The cheapest charger may only get Nimh near 90% charged if its a Nicad
profile
The cheapest slowest dumb chargers can easily overcharge a NIMH
battery. That is why they are dumb. By using the timer set for just a
couple hours a day you nullify any damage caused by overcharging.
For my RC cars and a dumb charger I used to measure voltage, when it
dropped the slightest amount they were charged, that is also when they
get warm, but temp is hard to monitor when batteries are in a charger
that produces heat itself. The best chargers would have to measure
voltage and compute when peaking occurs by voltage drop, the temp
method I dont trust. My sony cameras came with good inexpensive
chargers for NimH

Both my NiMH chargers monitor for the voltage change. I don't think
it's foolproof. Occasionally over the years when charging seemed to
take too long, my cells felt too hot. If I were charging manually, I
would scan the pack with an infrared thermometer.

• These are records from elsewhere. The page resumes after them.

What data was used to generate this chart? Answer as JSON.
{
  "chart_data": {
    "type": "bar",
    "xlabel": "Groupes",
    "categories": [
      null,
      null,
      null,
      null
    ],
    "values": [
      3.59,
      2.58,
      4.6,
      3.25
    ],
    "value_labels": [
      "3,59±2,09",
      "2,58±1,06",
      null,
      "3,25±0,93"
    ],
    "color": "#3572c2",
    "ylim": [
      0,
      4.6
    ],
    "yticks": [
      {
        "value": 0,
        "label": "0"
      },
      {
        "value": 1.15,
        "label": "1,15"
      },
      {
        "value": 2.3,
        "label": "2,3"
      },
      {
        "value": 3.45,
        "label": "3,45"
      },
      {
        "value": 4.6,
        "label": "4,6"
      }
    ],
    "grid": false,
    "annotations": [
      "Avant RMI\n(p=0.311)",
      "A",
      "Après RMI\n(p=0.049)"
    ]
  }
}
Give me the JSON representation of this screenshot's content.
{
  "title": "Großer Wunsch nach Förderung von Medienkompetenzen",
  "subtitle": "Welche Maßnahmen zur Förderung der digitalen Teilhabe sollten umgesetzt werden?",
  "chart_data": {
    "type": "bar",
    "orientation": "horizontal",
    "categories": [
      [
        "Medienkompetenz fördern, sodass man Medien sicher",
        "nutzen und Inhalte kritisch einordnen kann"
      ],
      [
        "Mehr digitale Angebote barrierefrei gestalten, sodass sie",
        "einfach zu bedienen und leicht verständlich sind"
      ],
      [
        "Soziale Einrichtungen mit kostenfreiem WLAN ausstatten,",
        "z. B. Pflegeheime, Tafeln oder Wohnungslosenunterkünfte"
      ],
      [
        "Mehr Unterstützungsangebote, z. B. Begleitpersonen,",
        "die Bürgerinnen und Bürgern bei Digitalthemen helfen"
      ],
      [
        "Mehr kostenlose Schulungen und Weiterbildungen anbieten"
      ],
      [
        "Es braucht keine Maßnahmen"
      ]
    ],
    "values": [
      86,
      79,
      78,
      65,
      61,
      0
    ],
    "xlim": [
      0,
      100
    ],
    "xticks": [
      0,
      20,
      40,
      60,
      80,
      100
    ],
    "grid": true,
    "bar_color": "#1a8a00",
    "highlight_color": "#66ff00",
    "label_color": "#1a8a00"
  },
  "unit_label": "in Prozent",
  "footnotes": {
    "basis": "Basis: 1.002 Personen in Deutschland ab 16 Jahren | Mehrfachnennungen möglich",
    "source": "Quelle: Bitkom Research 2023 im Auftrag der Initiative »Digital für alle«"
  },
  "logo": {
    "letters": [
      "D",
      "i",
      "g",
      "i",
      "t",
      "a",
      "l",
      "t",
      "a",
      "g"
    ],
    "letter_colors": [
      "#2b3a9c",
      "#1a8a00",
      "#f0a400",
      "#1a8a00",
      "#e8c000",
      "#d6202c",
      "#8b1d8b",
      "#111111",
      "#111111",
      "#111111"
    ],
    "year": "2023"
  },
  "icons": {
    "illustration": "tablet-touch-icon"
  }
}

That should show when
the temperature of a cell rose.- Hide quoted text -

- Show quoted text -


Mine get warm but its the charger itself thats warm also, in RC packs
the pack is outside the charger so the chargers heat cant affect them.
You could attatch leads of a V meter, I place the thin probe in as im
placing the AA cell in my cheap sony charger, then you can monitor
when voltage peaks and starts to drop a few hundreths of a volt, as it
peaks the battery heats , thats when charging is 100%. The method is
accurate but how accurate is any charger, there are defects made all
the time.


When my charger stays on much longer than usual and the cells are hot, I
remove them, wait a minute, and reinsert them. Within a minute, the
charger will shut off. To me, that's evidence that the cells were
charged but the voltage drop was not detected.

I believe bubbles can form in nickel batteries during charging. I think
they can sometimes keep the charger from seeing a voltage drop at the
end of a charge. Touching to see if a cell is hot is how I detect a
problem. In the future, I'll look for a charger that monitors temperature.